Secrétaire général de l’Association les petits frères des Pauvres

Quelle société voulons-nous pour nos aînés ?
Le degré d’une civilisation se mesure sans aucun doute aux soins qu’elle apporte aux plus fragiles… Quelle place réserve-t-on aux plus âgés, aux plus pauvres et aux plus isolés d’entre eux, en France, en 2011 ?
Notre société ultra rapide, rythmée par le présent, l’innovation, la mobilité, entraîne leur mise à l’écart. Les situations de rupture et de repli sur soi se multiplient. Une personne sur quatre de plus de 75 ans souffrant d’un handicap est aujourd’hui, en France, en situation d’isolement.
Le risque d’isolement qui augmente avec l’âge, nous oblige, personnellement ou collectivement, à nous préoccuper des plus fragiles. Lorsqu’ils nous sont signalés nous découvrons les conditions de vie indignes dans lesquelles ils vivent, sans même que le voisinage, voire leur propre famille, n’en ait connaissance. Les capacités personnelles ou collectives à prendre soin des plus fragiles et à les entourer de notre attention se sont amoindries : il manque de la fraternité !

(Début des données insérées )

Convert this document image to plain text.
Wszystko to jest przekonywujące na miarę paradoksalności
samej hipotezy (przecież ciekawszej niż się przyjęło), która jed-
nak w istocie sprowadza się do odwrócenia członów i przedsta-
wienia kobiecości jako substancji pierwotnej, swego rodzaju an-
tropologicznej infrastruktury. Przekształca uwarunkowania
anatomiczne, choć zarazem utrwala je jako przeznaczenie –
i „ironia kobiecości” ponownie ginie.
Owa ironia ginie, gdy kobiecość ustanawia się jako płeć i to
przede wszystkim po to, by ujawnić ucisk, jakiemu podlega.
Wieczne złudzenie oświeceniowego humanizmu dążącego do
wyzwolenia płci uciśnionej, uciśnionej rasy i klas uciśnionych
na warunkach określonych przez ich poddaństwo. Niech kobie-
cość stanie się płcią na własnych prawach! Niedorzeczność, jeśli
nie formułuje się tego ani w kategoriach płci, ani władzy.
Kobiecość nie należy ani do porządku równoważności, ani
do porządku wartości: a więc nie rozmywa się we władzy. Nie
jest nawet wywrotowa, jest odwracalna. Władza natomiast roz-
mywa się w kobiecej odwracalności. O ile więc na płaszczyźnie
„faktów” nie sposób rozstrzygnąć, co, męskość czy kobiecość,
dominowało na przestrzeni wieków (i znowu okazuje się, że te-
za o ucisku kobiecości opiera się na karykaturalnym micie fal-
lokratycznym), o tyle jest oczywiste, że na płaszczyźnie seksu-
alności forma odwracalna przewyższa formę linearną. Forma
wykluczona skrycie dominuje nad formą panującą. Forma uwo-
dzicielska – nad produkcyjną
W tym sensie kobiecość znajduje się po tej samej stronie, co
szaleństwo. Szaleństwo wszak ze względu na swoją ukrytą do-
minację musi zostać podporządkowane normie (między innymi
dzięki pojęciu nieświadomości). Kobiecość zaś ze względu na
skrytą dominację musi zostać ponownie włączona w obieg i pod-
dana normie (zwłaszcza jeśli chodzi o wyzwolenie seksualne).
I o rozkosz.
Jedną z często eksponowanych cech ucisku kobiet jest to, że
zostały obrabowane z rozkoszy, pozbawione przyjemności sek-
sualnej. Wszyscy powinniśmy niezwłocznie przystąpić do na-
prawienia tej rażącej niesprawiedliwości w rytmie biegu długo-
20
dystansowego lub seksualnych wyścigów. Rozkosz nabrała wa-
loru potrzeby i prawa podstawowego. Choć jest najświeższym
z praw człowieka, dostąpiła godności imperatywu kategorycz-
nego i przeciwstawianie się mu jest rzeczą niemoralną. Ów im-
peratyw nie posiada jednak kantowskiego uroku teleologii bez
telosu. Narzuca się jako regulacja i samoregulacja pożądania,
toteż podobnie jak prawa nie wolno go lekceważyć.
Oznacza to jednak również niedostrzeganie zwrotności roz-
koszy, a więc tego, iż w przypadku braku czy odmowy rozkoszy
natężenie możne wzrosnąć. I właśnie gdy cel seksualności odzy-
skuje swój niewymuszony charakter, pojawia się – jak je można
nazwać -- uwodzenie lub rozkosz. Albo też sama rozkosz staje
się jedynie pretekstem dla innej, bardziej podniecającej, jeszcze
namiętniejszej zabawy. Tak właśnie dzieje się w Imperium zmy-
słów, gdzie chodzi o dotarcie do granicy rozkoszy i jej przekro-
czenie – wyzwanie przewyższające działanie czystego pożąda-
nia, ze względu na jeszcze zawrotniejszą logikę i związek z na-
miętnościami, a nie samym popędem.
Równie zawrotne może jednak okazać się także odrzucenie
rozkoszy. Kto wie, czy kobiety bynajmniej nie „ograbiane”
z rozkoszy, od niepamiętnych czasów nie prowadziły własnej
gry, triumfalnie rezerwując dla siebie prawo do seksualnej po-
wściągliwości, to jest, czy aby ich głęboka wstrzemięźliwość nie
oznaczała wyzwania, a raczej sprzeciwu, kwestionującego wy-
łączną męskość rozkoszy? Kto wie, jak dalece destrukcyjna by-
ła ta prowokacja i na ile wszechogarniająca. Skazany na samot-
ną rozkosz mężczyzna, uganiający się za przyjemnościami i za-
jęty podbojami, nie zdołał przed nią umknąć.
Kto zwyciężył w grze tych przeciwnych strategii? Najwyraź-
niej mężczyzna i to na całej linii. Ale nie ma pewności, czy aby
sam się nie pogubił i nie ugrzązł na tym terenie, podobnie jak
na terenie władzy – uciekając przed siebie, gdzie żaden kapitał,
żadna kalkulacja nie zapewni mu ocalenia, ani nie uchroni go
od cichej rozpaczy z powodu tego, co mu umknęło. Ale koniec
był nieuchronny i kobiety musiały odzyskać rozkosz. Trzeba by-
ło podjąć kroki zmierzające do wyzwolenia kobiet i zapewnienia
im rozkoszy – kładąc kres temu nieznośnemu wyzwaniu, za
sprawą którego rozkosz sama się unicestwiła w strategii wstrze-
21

Dans cette période où les plus fragiles paient le prix fort de la crise, il y a urgence à renouer avec la culture de l’entraide. L’enjeu est posé : avec les plus pauvres, vivre la fraternité.
C’est pourquoi les petits frères des Pauvres se mobilisent et s’engagent. Nos 65 ans d’histoire, notre présence auprès de 30 000 personnes âgées en détresse, nos 8 500 bénévoles nous donnent une légitimité et une responsabilité : faire plus pour cultiver et développer de la fraternité, vers et avec les plus pauvres, pour briser la spirale de l’exclusion ! Multiplier les accompagnements pour recréer un tissu social autour des plus isolés… Contribuer au maintien à domicile des personnes en situation précaire…Héberger ceux qui se retrouvent sans domicile ou dans des logements insalubres… Apporter une aide matérielle pour assurer des conditions de vie décentes… Tels sont les principaux défis que nous relevons.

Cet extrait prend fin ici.